The European Reference Networks (ERNs) have proven to be a vital, sensible, and successful investment in improving the lives of individuals facing rare and complex medical conditions, but it’s not just through allowing expertise to cross borders that they bring value. The ERNs have been allowing for the attainment of new expertise and the generation of new knowledge. 

By gathering Europe’s specialists on one virtual platform, promoting the secure sharing of health data across borders, and identifying eligible patients for clinical trials, ERNs contribute to the advancement of knowledge and medical options for rare diseases – the vast majority of which currently have no treatment. 

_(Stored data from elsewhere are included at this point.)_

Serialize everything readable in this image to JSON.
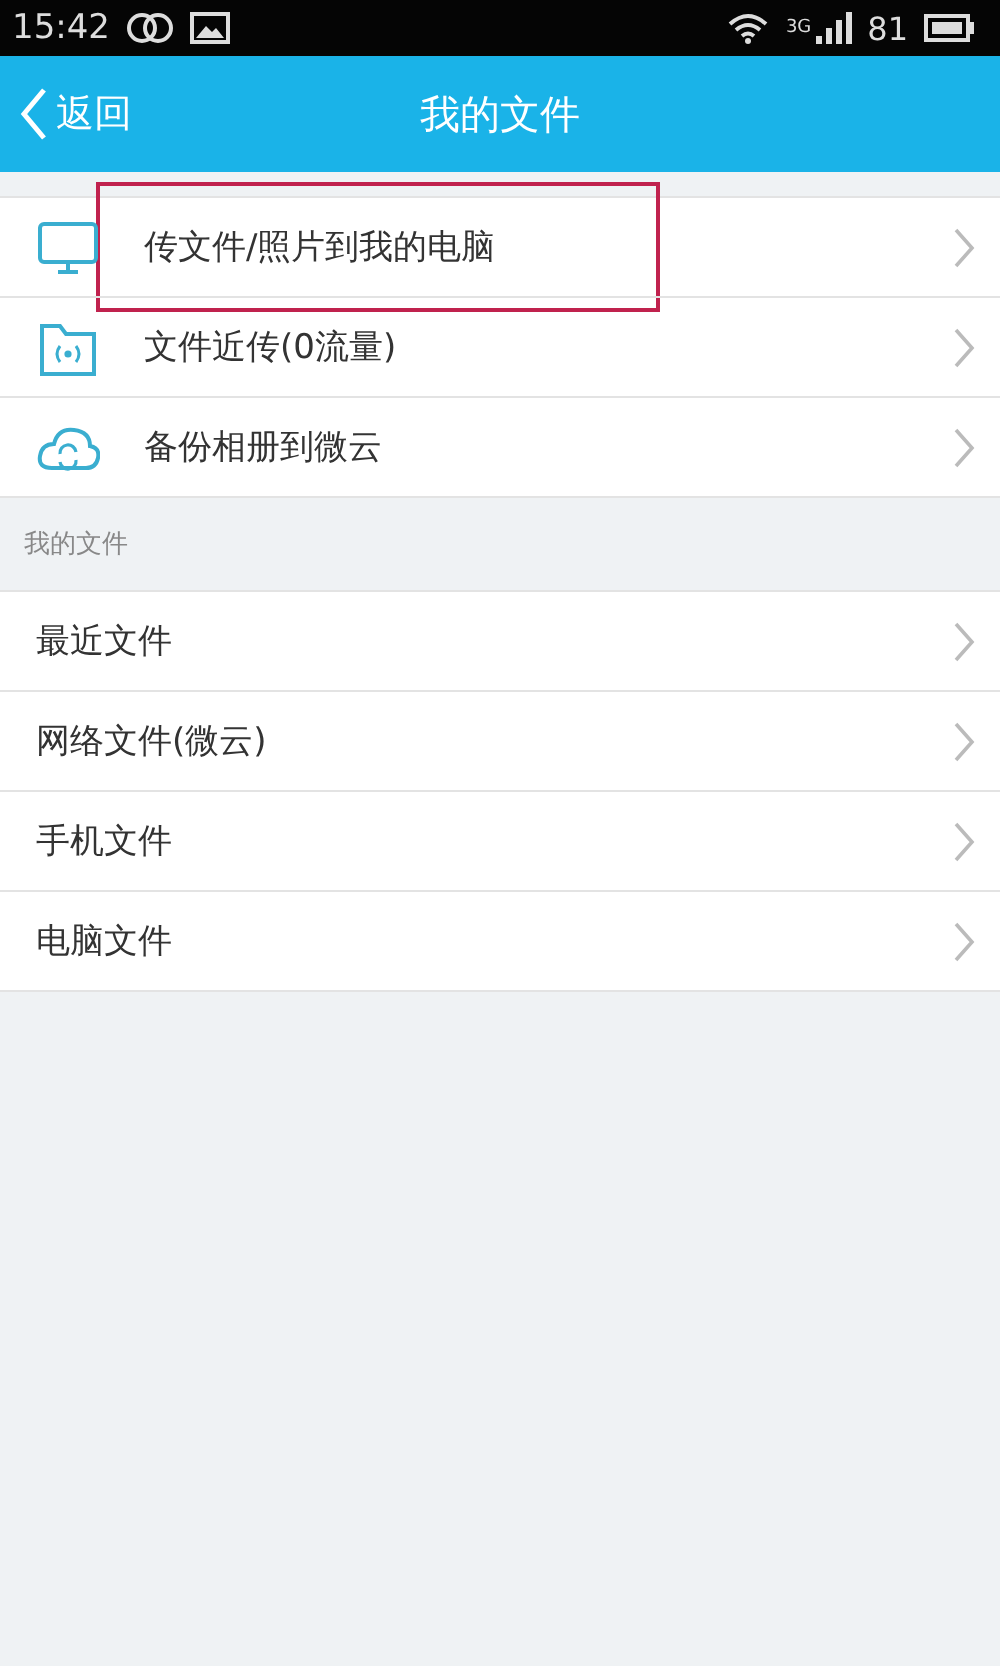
{
  "status_bar": {
    "time": "15:42",
    "network": "3G",
    "battery": "81"
  },
  "header": {
    "back": "返回",
    "title": "我的文件"
  },
  "top_items": [
    {
      "label": "传文件/照片到我的电脑",
      "highlighted": true
    },
    {
      "label": "文件近传(0流量)",
      "highlighted": false
    },
    {
      "label": "备份相册到微云",
      "highlighted": false
    }
  ],
  "section": {
    "title": "我的文件",
    "items": [
      {
        "label": "最近文件"
      },
      {
        "label": "网络文件(微云)"
      },
      {
        "label": "手机文件"
      },
      {
        "label": "电脑文件"
      }
    ]
  }
}
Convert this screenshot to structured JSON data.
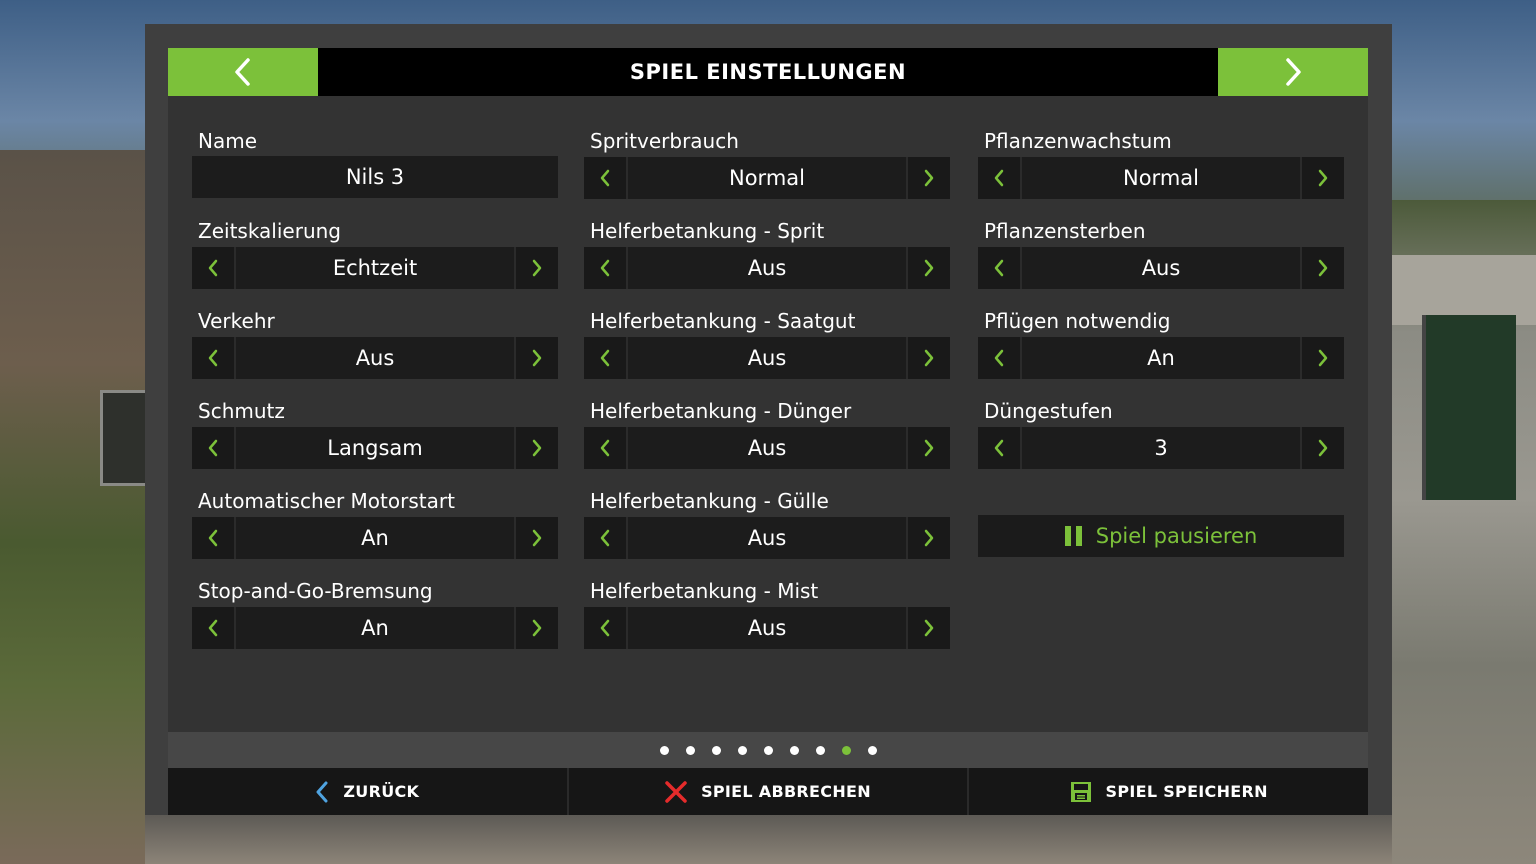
{
  "colors": {
    "accent": "#7cc13a",
    "cancel_red": "#e52b2b",
    "back_blue": "#4fa3e0"
  },
  "header": {
    "title": "SPIEL EINSTELLUNGEN",
    "prev_icon": "chevron-left-icon",
    "next_icon": "chevron-right-icon"
  },
  "settings": {
    "col1": [
      {
        "label": "Name",
        "value": "Nils 3",
        "type": "text"
      },
      {
        "label": "Zeitskalierung",
        "value": "Echtzeit"
      },
      {
        "label": "Verkehr",
        "value": "Aus"
      },
      {
        "label": "Schmutz",
        "value": "Langsam"
      },
      {
        "label": "Automatischer Motorstart",
        "value": "An"
      },
      {
        "label": "Stop-and-Go-Bremsung",
        "value": "An"
      }
    ],
    "col2": [
      {
        "label": "Spritverbrauch",
        "value": "Normal"
      },
      {
        "label": "Helferbetankung - Sprit",
        "value": "Aus"
      },
      {
        "label": "Helferbetankung - Saatgut",
        "value": "Aus"
      },
      {
        "label": "Helferbetankung - Dünger",
        "value": "Aus"
      },
      {
        "label": "Helferbetankung - Gülle",
        "value": "Aus"
      },
      {
        "label": "Helferbetankung - Mist",
        "value": "Aus"
      }
    ],
    "col3": [
      {
        "label": "Pflanzenwachstum",
        "value": "Normal"
      },
      {
        "label": "Pflanzensterben",
        "value": "Aus"
      },
      {
        "label": "Pflügen notwendig",
        "value": "An"
      },
      {
        "label": "Düngestufen",
        "value": "3"
      }
    ]
  },
  "pause_button": {
    "label": "Spiel pausieren",
    "icon": "pause-icon"
  },
  "pager": {
    "count": 9,
    "active_index": 7
  },
  "footer": {
    "back": {
      "label": "ZURÜCK",
      "icon": "chevron-left-icon"
    },
    "cancel": {
      "label": "SPIEL ABBRECHEN",
      "icon": "close-icon"
    },
    "save": {
      "label": "SPIEL SPEICHERN",
      "icon": "save-icon"
    }
  }
}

However, it must be stressed that ERNs, for all their promise, must form only one key piece of a broader goals-based European Action Plan for Rare Diseases that spans the full breadth of policy areas. This Action Plan must integrate both EU and national level actions, and address all of our community’s unmet needs. Last week’s conference showed that the cross-country, cross-institutional consensus on the need for this Action Plan remains as strong as ever. 

As Yann Le Cam, our Chief Executive Officer, stated in Bilbao: 

“What are we waiting for?” 

“It is high time for a comprehensive public health strategy for rare diseases.”